While Japanese pacifism is usually seen as a national policy or an ideology rooted in the provision of Article 9 of the Japanese Constitution, it cannot be adequately understood without grasping Japanese social discourses on peace, war and justice. The perspective of political sociology provides a more in-depth understanding of Japanese pacifism and helps us to find the reasons for the critical changes that have occurred in Japan’s policies since the mid-2000s. These changes include sending its self-defense force to Iraq and Afghanistan outside UN missions and the enactment of new security legislation in 2015. Nishikawa explores Japanese pacifism in a changing domestic and regional context, from the perspective of political sociology.

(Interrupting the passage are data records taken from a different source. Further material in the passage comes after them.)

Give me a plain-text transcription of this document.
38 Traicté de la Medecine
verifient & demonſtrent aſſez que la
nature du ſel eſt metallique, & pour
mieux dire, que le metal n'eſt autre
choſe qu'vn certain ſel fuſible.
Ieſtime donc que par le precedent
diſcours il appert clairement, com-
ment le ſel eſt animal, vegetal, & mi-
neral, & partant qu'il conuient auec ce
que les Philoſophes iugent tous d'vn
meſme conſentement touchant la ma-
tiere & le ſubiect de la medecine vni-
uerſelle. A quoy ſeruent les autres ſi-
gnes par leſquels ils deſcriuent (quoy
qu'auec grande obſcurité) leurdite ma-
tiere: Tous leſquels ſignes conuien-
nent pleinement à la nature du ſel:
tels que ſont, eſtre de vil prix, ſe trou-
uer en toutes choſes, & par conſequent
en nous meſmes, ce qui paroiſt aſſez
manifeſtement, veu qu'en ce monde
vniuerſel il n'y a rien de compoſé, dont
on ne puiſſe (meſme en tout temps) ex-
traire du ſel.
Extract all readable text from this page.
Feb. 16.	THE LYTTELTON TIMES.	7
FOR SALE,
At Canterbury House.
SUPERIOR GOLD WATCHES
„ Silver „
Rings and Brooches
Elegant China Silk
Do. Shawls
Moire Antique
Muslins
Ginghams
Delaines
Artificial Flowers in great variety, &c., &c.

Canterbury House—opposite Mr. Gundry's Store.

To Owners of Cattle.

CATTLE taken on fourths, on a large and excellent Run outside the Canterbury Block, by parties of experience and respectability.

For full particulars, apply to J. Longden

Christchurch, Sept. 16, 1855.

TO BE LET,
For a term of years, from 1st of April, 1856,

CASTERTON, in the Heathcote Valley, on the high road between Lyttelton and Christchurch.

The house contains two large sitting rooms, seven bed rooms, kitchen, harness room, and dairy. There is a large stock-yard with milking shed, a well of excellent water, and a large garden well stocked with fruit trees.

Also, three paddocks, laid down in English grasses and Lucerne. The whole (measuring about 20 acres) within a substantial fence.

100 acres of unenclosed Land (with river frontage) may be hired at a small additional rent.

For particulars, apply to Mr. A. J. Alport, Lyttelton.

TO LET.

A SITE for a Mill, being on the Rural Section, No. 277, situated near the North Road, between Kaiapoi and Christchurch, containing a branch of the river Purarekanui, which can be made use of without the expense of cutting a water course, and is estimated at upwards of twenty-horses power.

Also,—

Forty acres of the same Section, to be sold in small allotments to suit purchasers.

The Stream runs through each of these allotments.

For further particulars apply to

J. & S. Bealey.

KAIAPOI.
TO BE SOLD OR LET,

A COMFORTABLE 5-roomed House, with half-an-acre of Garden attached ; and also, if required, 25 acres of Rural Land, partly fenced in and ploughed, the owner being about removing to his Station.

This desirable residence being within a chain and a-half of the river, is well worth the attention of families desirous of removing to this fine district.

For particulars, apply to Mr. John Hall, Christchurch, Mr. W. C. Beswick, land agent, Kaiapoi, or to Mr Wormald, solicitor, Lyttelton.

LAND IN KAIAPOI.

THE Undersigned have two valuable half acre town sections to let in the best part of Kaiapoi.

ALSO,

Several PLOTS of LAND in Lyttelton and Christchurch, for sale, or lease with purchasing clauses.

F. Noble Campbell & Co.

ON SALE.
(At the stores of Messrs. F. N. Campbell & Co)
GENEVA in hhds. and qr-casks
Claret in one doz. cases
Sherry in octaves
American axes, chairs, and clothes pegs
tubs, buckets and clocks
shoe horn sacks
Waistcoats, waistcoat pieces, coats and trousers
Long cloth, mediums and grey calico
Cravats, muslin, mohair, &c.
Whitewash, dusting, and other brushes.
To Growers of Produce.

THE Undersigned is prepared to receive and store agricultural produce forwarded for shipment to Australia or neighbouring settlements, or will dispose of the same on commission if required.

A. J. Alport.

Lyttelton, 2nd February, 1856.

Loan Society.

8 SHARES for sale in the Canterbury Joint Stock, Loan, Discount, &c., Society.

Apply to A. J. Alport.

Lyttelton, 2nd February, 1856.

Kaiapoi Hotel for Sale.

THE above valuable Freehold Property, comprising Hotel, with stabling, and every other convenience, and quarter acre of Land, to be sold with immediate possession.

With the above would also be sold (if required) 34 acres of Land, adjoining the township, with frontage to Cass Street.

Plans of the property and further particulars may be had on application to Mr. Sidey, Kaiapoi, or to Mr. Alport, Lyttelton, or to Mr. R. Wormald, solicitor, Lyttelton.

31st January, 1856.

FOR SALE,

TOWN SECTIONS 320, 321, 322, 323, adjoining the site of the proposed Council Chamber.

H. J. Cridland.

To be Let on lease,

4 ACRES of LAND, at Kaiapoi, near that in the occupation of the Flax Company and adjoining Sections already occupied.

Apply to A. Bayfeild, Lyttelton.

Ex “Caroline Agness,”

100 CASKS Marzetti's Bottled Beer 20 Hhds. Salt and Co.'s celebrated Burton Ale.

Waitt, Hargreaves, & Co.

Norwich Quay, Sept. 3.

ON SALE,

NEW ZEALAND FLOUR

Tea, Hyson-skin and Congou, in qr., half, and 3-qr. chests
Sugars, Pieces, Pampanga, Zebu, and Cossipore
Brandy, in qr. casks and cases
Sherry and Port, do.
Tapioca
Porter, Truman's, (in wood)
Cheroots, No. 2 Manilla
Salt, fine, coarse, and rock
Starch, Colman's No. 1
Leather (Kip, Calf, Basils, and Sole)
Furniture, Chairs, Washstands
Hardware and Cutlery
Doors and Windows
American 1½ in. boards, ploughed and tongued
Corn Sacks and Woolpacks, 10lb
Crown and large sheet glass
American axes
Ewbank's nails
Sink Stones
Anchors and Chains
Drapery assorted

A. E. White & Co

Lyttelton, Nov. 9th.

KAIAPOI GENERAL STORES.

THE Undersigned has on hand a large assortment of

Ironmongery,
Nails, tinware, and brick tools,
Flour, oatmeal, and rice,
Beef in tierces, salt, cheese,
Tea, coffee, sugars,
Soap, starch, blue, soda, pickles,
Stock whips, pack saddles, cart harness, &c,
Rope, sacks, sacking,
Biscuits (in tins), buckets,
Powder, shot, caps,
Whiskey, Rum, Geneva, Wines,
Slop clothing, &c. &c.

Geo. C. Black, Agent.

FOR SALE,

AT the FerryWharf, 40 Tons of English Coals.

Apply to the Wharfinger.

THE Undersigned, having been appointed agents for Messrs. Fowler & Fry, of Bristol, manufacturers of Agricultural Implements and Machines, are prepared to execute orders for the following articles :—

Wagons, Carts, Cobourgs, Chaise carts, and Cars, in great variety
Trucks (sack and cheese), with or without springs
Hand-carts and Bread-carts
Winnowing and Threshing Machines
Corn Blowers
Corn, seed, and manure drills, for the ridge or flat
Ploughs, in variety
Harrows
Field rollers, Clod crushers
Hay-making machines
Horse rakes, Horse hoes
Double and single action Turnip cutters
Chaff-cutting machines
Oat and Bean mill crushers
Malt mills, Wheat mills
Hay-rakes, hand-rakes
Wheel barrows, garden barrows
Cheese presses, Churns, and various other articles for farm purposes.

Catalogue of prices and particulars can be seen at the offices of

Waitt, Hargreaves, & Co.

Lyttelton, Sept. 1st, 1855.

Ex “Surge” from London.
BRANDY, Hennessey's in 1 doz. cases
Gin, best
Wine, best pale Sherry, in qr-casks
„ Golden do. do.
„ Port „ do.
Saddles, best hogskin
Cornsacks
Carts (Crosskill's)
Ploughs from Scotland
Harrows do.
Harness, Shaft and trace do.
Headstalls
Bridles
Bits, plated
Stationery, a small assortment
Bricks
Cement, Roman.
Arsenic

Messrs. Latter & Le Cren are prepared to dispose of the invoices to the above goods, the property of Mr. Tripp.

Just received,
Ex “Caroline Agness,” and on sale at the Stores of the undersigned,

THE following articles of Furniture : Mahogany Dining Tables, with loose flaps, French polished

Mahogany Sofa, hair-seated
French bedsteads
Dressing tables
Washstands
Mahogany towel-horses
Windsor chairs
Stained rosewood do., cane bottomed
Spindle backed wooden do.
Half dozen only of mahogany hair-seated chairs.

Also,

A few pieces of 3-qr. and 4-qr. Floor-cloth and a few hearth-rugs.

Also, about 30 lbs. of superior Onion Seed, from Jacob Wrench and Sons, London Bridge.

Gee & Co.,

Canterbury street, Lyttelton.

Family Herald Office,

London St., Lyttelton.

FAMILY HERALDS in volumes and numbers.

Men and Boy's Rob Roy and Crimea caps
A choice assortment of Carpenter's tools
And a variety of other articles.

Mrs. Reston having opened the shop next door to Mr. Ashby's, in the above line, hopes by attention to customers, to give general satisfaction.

Getting to grips with the social bases of politics, she examines whether Japan is likely to remain a pacifist country or retain its pacifist image in changing regional and global context. This book comprehensively examines Japanese pacifism by fully examining the social forces in action. Employing a multidisciplinary approach, the book contributes to theoretical debates on political sociology as well as Japanese and Asian studies. Japan is in an important transitional period and Japanese pacifism is being brought into question in changing national and international contexts.